“Figlio di nessuno”: come il mondo “civile” è più feroce di quello dei lupi

di Dario Zanuso e Aldo Zoppo

Figlio di nessuno (Nicije dete – No one’s child), di Vuk Ršumovic, Serbia 2014. Le scene che aprono e chiudono il film hanno come sfondo i boschi aspri e selvaggi della Bosnia e sono separate da alcuni anni, quelli (tra la fine degli anni ’80 e i primi anni ’90 del secolo scorso) che faranno sprofondare i popoli della Jugoslavia, dopo decenni di convivenza pacifica, nell’inferno delle guerre balcaniche.

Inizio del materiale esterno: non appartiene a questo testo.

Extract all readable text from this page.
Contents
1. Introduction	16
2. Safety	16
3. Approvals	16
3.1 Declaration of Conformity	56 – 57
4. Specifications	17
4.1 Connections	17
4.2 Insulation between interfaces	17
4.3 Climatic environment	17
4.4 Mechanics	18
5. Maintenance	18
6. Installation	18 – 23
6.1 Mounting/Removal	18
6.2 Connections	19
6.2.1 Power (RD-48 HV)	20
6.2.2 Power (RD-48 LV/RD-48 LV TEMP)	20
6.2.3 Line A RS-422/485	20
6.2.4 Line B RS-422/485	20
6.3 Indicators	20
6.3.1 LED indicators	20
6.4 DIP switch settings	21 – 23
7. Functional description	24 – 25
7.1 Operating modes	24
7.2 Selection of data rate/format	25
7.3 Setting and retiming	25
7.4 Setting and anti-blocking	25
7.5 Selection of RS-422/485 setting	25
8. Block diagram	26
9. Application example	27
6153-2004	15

In questi boschi, popolati dai lupi, vive un ragazzino che di umano sembra avere ben poco. È nudo e sporco, non parla e non cammina, aggredisce ringhiando chiunque gli si avvicini. Cresciuto lontano dagli uomini, allo stato brado, ha l’aspetto e i comportamenti di un animale selvaggio. Come un animale selvaggio finisce per essere braccato e catturato da un gruppo di cacciatori. La polizia gli assegna un nome, Haris, e lo affida ad un orfanotrofio di Belgrado.

Il film racconta il lento e faticoso rientro di Haris nel mondo degli uomini. All’inizio rifiuta ogni forma di contatto con i suoi simili e vive rinchiuso in una gabbia. Sembra ineluttabile un destino di segregazione ed isolamento. Tuttavia, grazie alla tenacia di un assistente sociale e all’amicizia di uno degli orfani ospitati dall’istituto, che lo protegge dal branco degli altri ragazzi, pronti a fargli pagare la sua diversità, inizia un percorso di civilizzazione, di apprendimento del linguaggio e delle regole del vivere sociale.

Lo spunto narrativo iniziale è sostanzialmente il medesimo de Il ragazzo selvaggio, il film che François Truffaut realizzò nel 1969. Profondamente diverso tuttavia è sia lo sfondo storico e culturale che l’esito della storia. Truffaut si ispirò ad una vicenda realmente accaduta nella Francia di fine Settecento, ed in particolare alle memorie del dottor Itard, il direttore dell’istituto dei sordomuti, che condusse sul bambino-lupo una sorta di esperimento pedagodico, volto all’apprendimento del linguaggio, ispirato ai principi dell’illuminismo. Un tentativo che riuscì solo parzialmente.

In questo caso il rientro di Haris nella civiltà riesce pienamente. Tuttavia il finale del film è tutt’altro che lieto. Il regista ci mostra con grande efficacia i tratti oscuri e tenebrosi che il vivere sociale può assumere, in certe circostanza storiche, come quelle attraversate dalla Jugoslavia in quegli anni: un nazionalismo sempre più aggressivo che conduce ad una feroce guerra civile nel nome della pulizia etnica. Anche Haris entrerà in questa spirale distruttiva. Reclutato da uno degli eserciti in lotta, in base all’identità etnica che gli viene attribuita, quella di musulmano bosniaco, si troverà a percorrere in marcia gli stessi boschi in cui ha vissuto come lupo. Nel suo sguardo possiamo intuire il desiderio di fuga, di ritorno alle origini. Il mondo civile degli umani può essere più crudele e feroce di quello dei lupi.

Presentato all’ultima edizione della Mostra del cinema di Venezia nella sezione Settimana della critica (che ospita le opere di registi esordienti), ha meritatamente vinto il premio come migliore film. Notevole l’interpretazione del giovane Denis Muric.